Geospatial to count NN within Radius - in Big Data

620 Views Asked by At

I have successfully done this in python using cKDTree and multiprocessing over 20+ threads, but it really hits a wall when trying to scale it up to millions of rows. I'm wondering how someone could do this in Hive or Spark.

1 dataset is a dataset of all customers and their GPS coords. Another dataset is of all fire hydrants and their GPS coords. Like so:

tblCustomer (100MM rows)

+-------------+-------------------+--------------------+
| customer_id | customer_latitude | customer_longitude |
+-------------+-------------------+--------------------+
| 123         | 42.123456         | -56.123456         |
+-------------+-------------------+--------------------+
| 456         | 44.123456         | -55.123456         |
+-------------+-------------------+--------------------+

tblFireHydrants (50MM rows)

+----------------+------------------+-------------------+
| firehydrant_id | hydrant_latitude | hydrant_longitude |
+----------------+------------------+-------------------+
| 123456         | 42.987654        | -55.984657        |
+----------------+------------------+-------------------+
| 456233         | 45.569841        | -55.978946        |
+----------------+------------------+-------------------+

The goal is to query how many fire hydrants are with radius r (meters) of each customer_id.

After I repeat it for a few times for various distances, the final result will look like this:

+-------------+----------------------+----------------------+-----------------------+
| customer_id | hydrants_within_100m | hydrants_within_500m | hydrants_within_1000m |
+-------------+----------------------+----------------------+-----------------------+
| 123456      | 0                    | 1                    | 6                     |
+-------------+----------------------+----------------------+-----------------------+
| 456233      | 1                    | 1                    | 9                     |
+-------------+----------------------+----------------------+-----------------------+

I could start from scratch and try to use KDTrees in scala, or I noticed there are some geospatial UDF's for Hive-MapReduce that might work. I'm not really sure.

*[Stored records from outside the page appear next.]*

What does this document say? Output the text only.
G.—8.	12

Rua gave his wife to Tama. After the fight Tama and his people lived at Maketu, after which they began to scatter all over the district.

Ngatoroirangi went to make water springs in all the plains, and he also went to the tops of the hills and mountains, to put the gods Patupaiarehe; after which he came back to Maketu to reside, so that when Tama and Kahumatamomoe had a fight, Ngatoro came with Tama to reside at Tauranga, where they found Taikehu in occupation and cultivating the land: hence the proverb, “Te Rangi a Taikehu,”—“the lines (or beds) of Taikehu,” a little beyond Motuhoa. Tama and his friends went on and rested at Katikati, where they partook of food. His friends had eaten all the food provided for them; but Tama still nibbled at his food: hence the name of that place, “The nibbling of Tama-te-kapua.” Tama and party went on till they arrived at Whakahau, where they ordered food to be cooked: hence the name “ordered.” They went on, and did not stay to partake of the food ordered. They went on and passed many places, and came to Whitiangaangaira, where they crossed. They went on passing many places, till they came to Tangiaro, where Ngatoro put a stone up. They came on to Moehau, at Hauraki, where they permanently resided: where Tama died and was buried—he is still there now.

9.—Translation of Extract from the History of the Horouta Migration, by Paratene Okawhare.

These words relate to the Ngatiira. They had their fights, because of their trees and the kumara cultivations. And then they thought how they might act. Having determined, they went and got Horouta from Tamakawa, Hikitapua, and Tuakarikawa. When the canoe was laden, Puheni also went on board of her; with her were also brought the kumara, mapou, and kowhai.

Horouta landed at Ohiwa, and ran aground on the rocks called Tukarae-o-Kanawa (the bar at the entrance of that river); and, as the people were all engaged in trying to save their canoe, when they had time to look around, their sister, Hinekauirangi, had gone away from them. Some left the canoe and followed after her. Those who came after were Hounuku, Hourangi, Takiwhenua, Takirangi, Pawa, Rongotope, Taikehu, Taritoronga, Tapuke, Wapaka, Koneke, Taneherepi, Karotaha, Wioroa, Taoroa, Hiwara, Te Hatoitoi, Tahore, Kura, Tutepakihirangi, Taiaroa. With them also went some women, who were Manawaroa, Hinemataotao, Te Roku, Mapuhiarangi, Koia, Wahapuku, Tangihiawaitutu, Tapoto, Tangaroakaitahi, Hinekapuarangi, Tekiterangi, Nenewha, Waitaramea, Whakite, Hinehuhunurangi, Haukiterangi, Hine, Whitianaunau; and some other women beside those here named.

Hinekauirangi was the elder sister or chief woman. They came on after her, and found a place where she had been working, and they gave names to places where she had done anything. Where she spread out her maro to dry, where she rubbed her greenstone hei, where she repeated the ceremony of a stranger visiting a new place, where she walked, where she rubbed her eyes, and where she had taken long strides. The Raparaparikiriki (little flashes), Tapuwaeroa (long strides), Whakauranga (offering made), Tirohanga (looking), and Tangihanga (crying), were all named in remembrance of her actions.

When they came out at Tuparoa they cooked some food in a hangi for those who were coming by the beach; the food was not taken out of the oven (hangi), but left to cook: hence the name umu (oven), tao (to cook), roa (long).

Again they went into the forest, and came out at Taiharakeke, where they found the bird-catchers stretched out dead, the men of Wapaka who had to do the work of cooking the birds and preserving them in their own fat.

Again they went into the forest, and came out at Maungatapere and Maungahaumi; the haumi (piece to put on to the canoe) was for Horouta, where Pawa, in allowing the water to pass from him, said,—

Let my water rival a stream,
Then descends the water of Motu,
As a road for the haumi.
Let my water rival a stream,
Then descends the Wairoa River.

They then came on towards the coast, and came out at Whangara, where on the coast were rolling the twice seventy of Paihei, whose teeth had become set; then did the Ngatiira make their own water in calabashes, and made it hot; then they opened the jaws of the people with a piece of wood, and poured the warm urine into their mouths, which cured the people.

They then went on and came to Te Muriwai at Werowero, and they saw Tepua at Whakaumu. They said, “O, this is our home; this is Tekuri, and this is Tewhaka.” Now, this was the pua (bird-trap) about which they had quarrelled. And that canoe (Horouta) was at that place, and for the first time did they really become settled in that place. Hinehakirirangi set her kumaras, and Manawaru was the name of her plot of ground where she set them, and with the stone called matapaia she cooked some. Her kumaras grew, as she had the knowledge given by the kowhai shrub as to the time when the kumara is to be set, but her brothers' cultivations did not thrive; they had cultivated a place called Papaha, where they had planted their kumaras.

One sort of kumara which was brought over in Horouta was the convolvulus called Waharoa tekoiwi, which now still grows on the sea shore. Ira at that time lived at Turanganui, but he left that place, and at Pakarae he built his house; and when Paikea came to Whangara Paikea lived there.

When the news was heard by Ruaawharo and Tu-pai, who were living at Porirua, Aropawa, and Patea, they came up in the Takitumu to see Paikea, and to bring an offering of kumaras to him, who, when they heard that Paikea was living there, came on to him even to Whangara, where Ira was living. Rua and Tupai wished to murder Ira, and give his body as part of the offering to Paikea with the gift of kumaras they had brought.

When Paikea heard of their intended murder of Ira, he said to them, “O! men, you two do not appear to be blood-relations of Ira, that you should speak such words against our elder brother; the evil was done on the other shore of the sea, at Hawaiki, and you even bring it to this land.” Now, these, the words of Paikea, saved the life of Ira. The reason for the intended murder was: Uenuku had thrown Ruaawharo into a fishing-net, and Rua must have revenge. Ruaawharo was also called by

Looking for any suggestion of where to start, hopefully not starting from scratch.

1

There are 1 best solutions below

6
On

If I understand correctly, you shouldn't use kNN-queries. kNN-Queries return the closest 'k' hydrants. The problem is that you have to set 'k' quite high to be sure that you don't miss out any hydrants within the minimum distance. However, using a high 'k' may return lots of hydrants that are not within your required distance.

I suggest using window queries or, if available, range queries. Range queries just return everything within a given range. This would be ideal, this feature is often not supported in kd-trees.

Window queries would be a good alternative. A window query typically returns all data within a specified axis-aligned rectangle. You have to make the window large enough to ensure that it returns all possible hydrants in the required distance. Afterwards, you would have to filter out all hydrants that are in the rectangle, but exceed your maximum distance, i.e. hydrants that are near the corners of the query window.

Range and window queries should be much more efficient than kd-queries, even if it may return additional results (in the case of window queries).

To put it another way, a naive kNN algorithm can be thought of as a series of window queries. The algorithm starts with a small window and then makes it larger until it finds 'k' elements. In the best case, the algorithm performs just one window query and find the right number of results (not too few, not too many), but in the typical case it has to perform many such queries. I don't know how the cKDTree works, but I strongly would assume that window/range queries are much cheaper than kNN queries.